Trustees take action outside of meeting

LYNDON – In Illinois, public bodies must make decisions at announced meetings, but the village of Lyndon recently took action outside of one.

Under the state Open Meetings Act, a public body’s votes must be taken in public. The law aims to bring government into the open, rather than in the backrooms.

At the Lyndon board of trustees’ June 10 meeting, members were asked to approve payment of village bills. Trustee Les Williams questioned a $2,650 bill from Ballard’s Tree Trimming. In an interview, Williams said the trustees had agreed to cut down only one tree that was split.

According to the meeting minutes, Village President Tim Crady, however, said that the village needed to remove several trees and that Ballard’s “gave us a good deal.” So Crady called three of the six trustees and they agreed to have the work done.

Williams, who was not called, asked Crady whether his opinion mattered. Crady said it did.

In an interview, Williams said that because Crady failed to consult him, the bill was a surprise.

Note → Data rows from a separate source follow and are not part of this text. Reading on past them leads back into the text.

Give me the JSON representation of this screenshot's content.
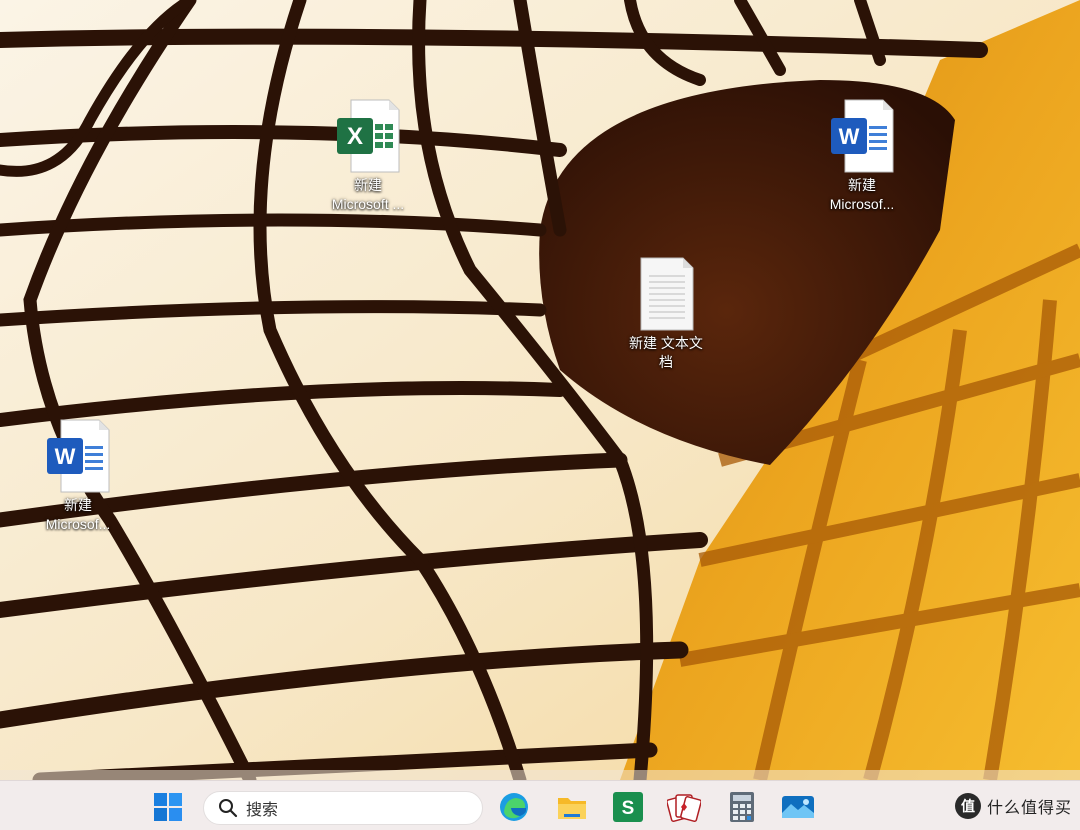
{
  "desktop": {
    "icons": [
      {
        "app": "excel",
        "label": "新建\nMicrosoft ..."
      },
      {
        "app": "word",
        "label": "新建\nMicrosof..."
      },
      {
        "app": "text",
        "label": "新建 文本文\n档"
      },
      {
        "app": "word",
        "label": "新建\nMicrosof..."
      }
    ]
  },
  "taskbar": {
    "start_icon": "windows-logo-icon",
    "search_placeholder": "搜索",
    "pinned_apps": [
      {
        "name": "edge",
        "icon": "edge-icon"
      },
      {
        "name": "file-explorer",
        "icon": "folder-icon"
      },
      {
        "name": "wps-spreadsheet",
        "icon": "spreadsheet-s-icon",
        "glyph": "S"
      },
      {
        "name": "solitaire",
        "icon": "cards-icon"
      },
      {
        "name": "calculator",
        "icon": "calculator-icon"
      },
      {
        "name": "photos",
        "icon": "photos-icon"
      }
    ],
    "watermark_badge": "值",
    "watermark_text": "什么值得买"
  },
  "colors": {
    "excel_green": "#1f7244",
    "word_blue": "#1e5bbd",
    "taskbar_bg": "#f2ecec",
    "wallpaper_gold": "#e8a21c"
  }
}
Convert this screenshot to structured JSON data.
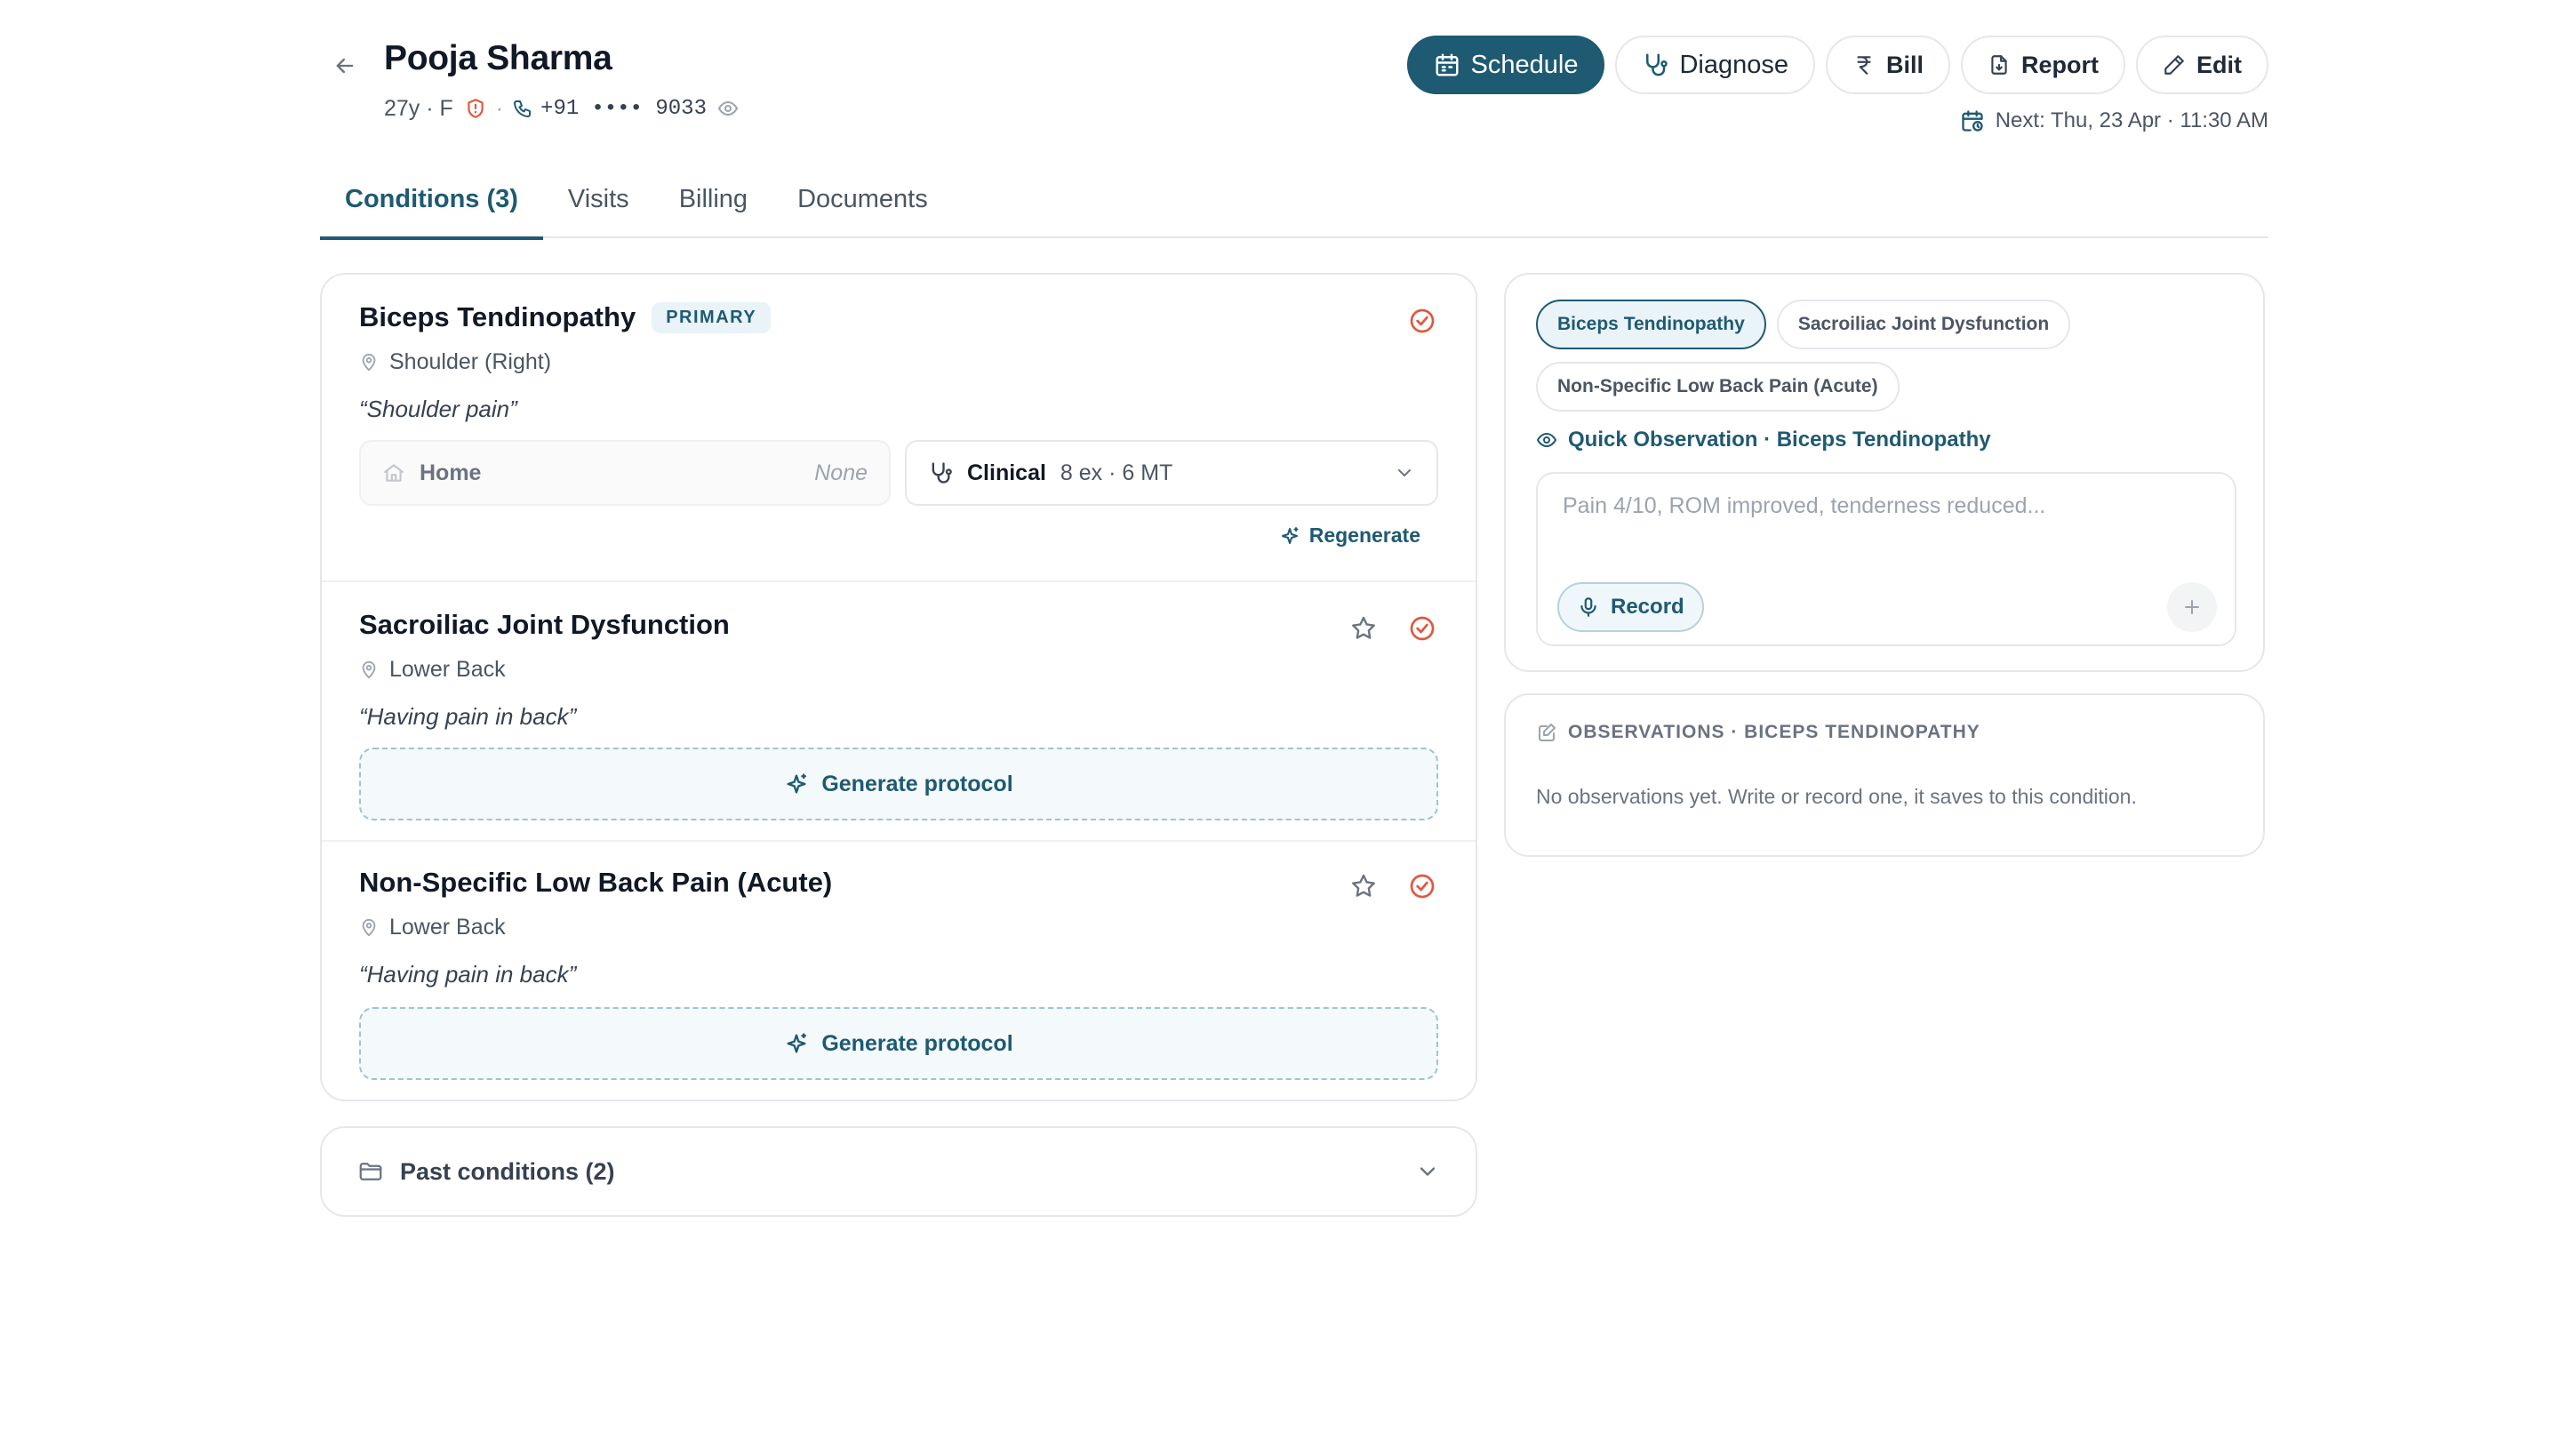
{
  "patient": {
    "name": "Pooja Sharma",
    "age_sex": "27y · F",
    "phone_prefix": "+91",
    "phone_masked": "••••  9033"
  },
  "actions": {
    "schedule": "Schedule",
    "diagnose": "Diagnose",
    "bill": "Bill",
    "report": "Report",
    "edit": "Edit"
  },
  "next_appointment": "Next: Thu, 23 Apr · 11:30 AM",
  "tabs": [
    {
      "label": "Conditions (3)",
      "active": true
    },
    {
      "label": "Visits",
      "active": false
    },
    {
      "label": "Billing",
      "active": false
    },
    {
      "label": "Documents",
      "active": false
    }
  ],
  "conditions": [
    {
      "title": "Biceps Tendinopathy",
      "badge": "PRIMARY",
      "location": "Shoulder (Right)",
      "quote": "“Shoulder pain”",
      "home_label": "Home",
      "home_value": "None",
      "clinical_label": "Clinical",
      "clinical_meta": "8 ex · 6 MT",
      "regenerate_label": "Regenerate"
    },
    {
      "title": "Sacroiliac Joint Dysfunction",
      "location": "Lower Back",
      "quote": "“Having pain in back”",
      "generate_label": "Generate protocol"
    },
    {
      "title": "Non-Specific Low Back Pain (Acute)",
      "location": "Lower Back",
      "quote": "“Having pain in back”",
      "generate_label": "Generate protocol"
    }
  ],
  "past_conditions": "Past conditions (2)",
  "observation": {
    "chips": [
      {
        "label": "Biceps Tendinopathy",
        "active": true
      },
      {
        "label": "Sacroiliac Joint Dysfunction",
        "active": false
      },
      {
        "label": "Non-Specific Low Back Pain (Acute)",
        "active": false
      }
    ],
    "title": "Quick Observation · Biceps Tendinopathy",
    "placeholder": "Pain 4/10, ROM improved, tenderness reduced...",
    "record_label": "Record"
  },
  "history": {
    "title": "OBSERVATIONS · BICEPS TENDINOPATHY",
    "empty": "No observations yet. Write or record one, it saves to this condition."
  },
  "colors": {
    "accent": "#1e5a72",
    "alert": "#e0573f"
  },
  "icons": [
    "back-arrow-icon",
    "shield-icon",
    "phone-icon",
    "eye-icon",
    "calendar-icon",
    "stethoscope-icon",
    "rupee-icon",
    "file-icon",
    "pencil-icon",
    "calendar-clock-icon",
    "map-pin-icon",
    "check-circle-icon",
    "star-icon",
    "home-icon",
    "sparkle-icon",
    "chevron-down-icon",
    "folder-icon",
    "mic-icon",
    "plus-icon",
    "note-icon"
  ]
}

“I told him it was a violation of the Open Meetings Act. It was not on the agenda. We weren’t even in a meeting,” he said. “He should have called a special board meeting.”

Williams said he believes about seven trees were cut down.

Crady didn’t return calls for comment.

This isn’t the first time the village president has been in hot water over an Open Meetings Act issue.

Last year, he admitted he “dropped the ball” by having a board vote behind closed doors. To correct the mistake, he called a special meeting to revote the issue, which was the firing of an employee, Will Shaffer.

A minority of board members criticized the decision, saying Crady hadn’t provided documentation on the reasoning behind Shaffer’s termination. Then-Trustee Lyle Armstrong said Shaffer, who is black, was the victim of discrimination.

Before the April village election, Armstrong contended the board violated the state Open Meetings Act on March 14.

At that meeting, the board voted to sell the village road grader for $72,000 to $80,000 and sell the road roller as scrap, Armstrong said.

The board took the action under an item of unfinished business labeled “appraisal of road grader/roller.” But Armstong said the item didn’t indicate the board would vote on whether to sell the equipment.

The village defended itself by saying that the road grader’s sale was on a previous meeting’s agenda.

Lyndon resident Tracy Shaffer has filed a number of complaints for such apparent violations with the state attorney general’s office, which issues opinions on open meetings matters. The attorney general’s office has indicated in a number of instances that it is investigating.